Terence Davies lui-même et ceux qui apparaissent sur ces images sont au coeur de ce poème visuel qui se situe entre 1945 et notre époque avec une toile de fond composée d’images sombres ; mélange de vie urbaine dans des maisons exiguës et de travail domestique harassant. Mais Davies n’abandonne jamais ses spectateurs à une morosité persistante, il contraste les images des quartiers pauvres avec une jolie musique exaltante et comme dans Distant voices, Still lives, il nous entraîne dans un monde de fantasmes et d’émotion collective qui rend la misère de la vie plus supportable ; le cinéma où c’est tous les jours Noël.
Le cinéaste raconte également son histoire passée dans la grande ville et dans la Grande-Bretagne de l’après-guerre ; un pays qui lutte pour tenter de maintenir son emprise en Afrique, en Inde et en Extrême-Orient. Puis l’on quitte cette période pour observer la transition de la Grande-Bretagne de l’austérité d’après-guerre à une nouvelle prospérité qui fait disparaître les maisons mitoyennes avec les toilettes à l’extérieur pour les remplacer par des tours de béton dépourvues de charme.
Tout cela est montré par de belles images d’immeubles en démolition et d’enfants traversant des terrains vagues, toujours observé par l’oeil sensible et poignant de Davies et parfois avec une colère fortement exprimée sur l’oubli total de ces voix qui n’ont jamais été entendues. Mais l’auteur a souhaité raconter leur histoire et la sienne. L’histoire d’une église catholique impitoyable dans laquelle, en quête de grâce, il se trouve incapable de nier ou même d’avouer son homosexualité. Il vit donc dans la violence subtile et continuelle de son environnement : physique, sexuelle, spirituelle, économique et domestique.
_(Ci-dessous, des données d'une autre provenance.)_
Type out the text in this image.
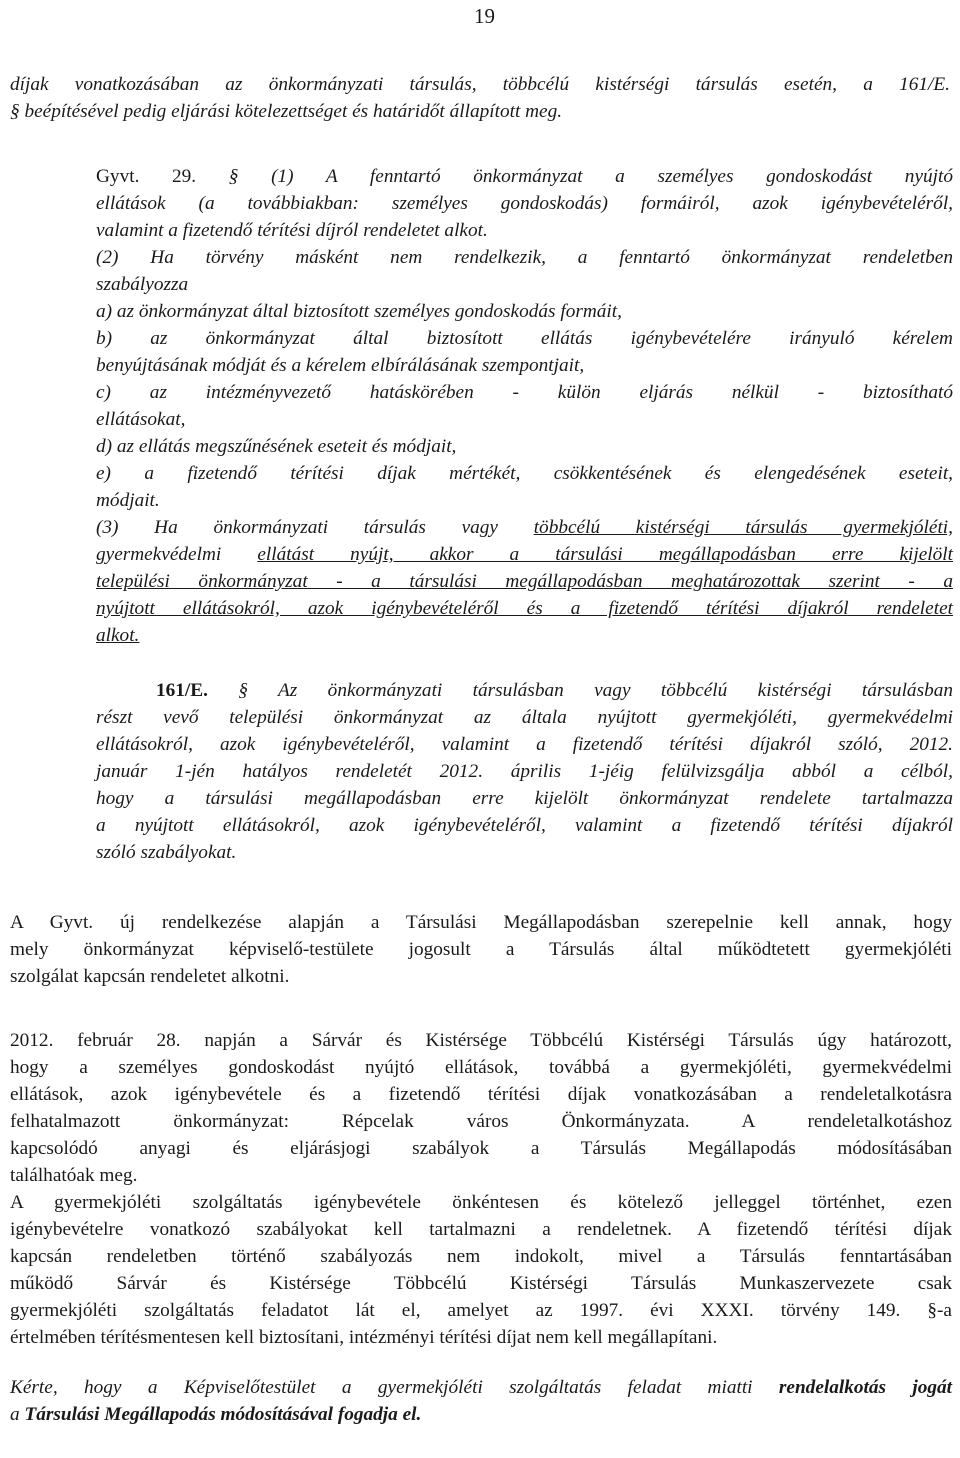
19
díjak vonatkozásában az önkormányzati társulás, többcélú kistérségi társulás esetén, a 161/E.
§ beépítésével pedig eljárási kötelezettséget és határidőt állapított meg.
Gyvt. 29. § (1) A fenntartó önkormányzat a személyes gondoskodást nyújtó
ellátások (a továbbiakban: személyes gondoskodás) formáiról, azok igénybevételéről,
valamint a fizetendő térítési díjról rendeletet alkot.
(2) Ha törvény másként nem rendelkezik, a fenntartó önkormányzat rendeletben
szabályozza
a) az önkormányzat által biztosított személyes gondoskodás formáit,
b) az önkormányzat által biztosított ellátás igénybevételére irányuló kérelem
benyújtásának módját és a kérelem elbírálásának szempontjait,
c) az intézményvezető hatáskörében - külön eljárás nélkül - biztosítható
ellátásokat,
d) az ellátás megszűnésének eseteit és módjait,
e) a fizetendő térítési díjak mértékét, csökkentésének és elengedésének eseteit,
módjait.
(3) Ha önkormányzati társulás vagy többcélú kistérségi társulás gyermekjóléti,
gyermekvédelmi ellátást nyújt, akkor a társulási megállapodásban erre kijelölt
települési önkormányzat - a társulási megállapodásban meghatározottak szerint - a
nyújtott ellátásokról, azok igénybevételéről és a fizetendő térítési díjakról rendeletet
alkot.
161/E. § Az önkormányzati társulásban vagy többcélú kistérségi társulásban
részt vevő települési önkormányzat az általa nyújtott gyermekjóléti, gyermekvédelmi
ellátásokról, azok igénybevételéről, valamint a fizetendő térítési díjakról szóló, 2012.
január 1-jén hatályos rendeletét 2012. április 1-jéig felülvizsgálja abból a célból,
hogy a társulási megállapodásban erre kijelölt önkormányzat rendelete tartalmazza
a nyújtott ellátásokról, azok igénybevételéről, valamint a fizetendő térítési díjakról
szóló szabályokat.
A Gyvt. új rendelkezése alapján a Társulási Megállapodásban szerepelnie kell annak, hogy
mely önkormányzat képviselő-testülete jogosult a Társulás által működtetett gyermekjóléti
szolgálat kapcsán rendeletet alkotni.
2012. február 28. napján a Sárvár és Kistérsége Többcélú Kistérségi Társulás úgy határozott,
hogy a személyes gondoskodást nyújtó ellátások, továbbá a gyermekjóléti, gyermekvédelmi
ellátások, azok igénybevétele és a fizetendő térítési díjak vonatkozásában a rendeletalkotásra
felhatalmazott önkormányzat: Répcelak város Önkormányzata. A rendeletalkotáshoz
kapcsolódó anyagi és eljárásjogi szabályok a Társulás Megállapodás módosításában
találhatóak meg.
A gyermekjóléti szolgáltatás igénybevétele önkéntesen és kötelező jelleggel történhet, ezen
igénybevételre vonatkozó szabályokat kell tartalmazni a rendeletnek. A fizetendő térítési díjak
kapcsán rendeletben történő szabályozás nem indokolt, mivel a Társulás fenntartásában
működő Sárvár és Kistérsége Többcélú Kistérségi Társulás Munkaszervezete csak
gyermekjóléti szolgáltatás feladatot lát el, amelyet az 1997. évi XXXI. törvény 149. §-a
értelmében térítésmentesen kell biztosítani, intézményi térítési díjat nem kell megállapítani.
Kérte, hogy a Képviselőtestület a gyermekjóléti szolgáltatás feladat miatti rendelalkotás jogát
a Társulási Megállapodás módosításával fogadja el.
Cette violence est également présente pour ceux qui l’entourent, mais pour lui s’ajoute la solitude du marginal qui ne trouvera jamais la fille qu’il aurait tant aimé désirer.
Le film est présenté sous forme de souvenirs, fracturés et réapparaissant à la surface, en revisitant les lieux où vécut le narrateur, la communauté de son enfance, en faisant des allers-retours entre passé et présent, mais toujours en montrant ce qui a disparu et les fragments des souvenirs qui demeurent en lui. Et cela toujours par le biais d’une voix magistrale qui guide les spectateurs par sa force, sa poésie, sa candeur et sa colère.
Les amoureux de l’oeuvre de Terence Davies retrouveront dans ce film beaucoup de ses thèmes fétiches : catholicisme, homosexualité, violence, mort, perte, gloire du cinéma, sentiment d’isolement et enfance. Mais Of time and the city montre également les souvenirs, la ville et le pays qui ont amené l’artiste à développer ces thèmes et tisse au-delà d’eux-mêmes une toile complète de sa vision caractérisée par sa propre magie.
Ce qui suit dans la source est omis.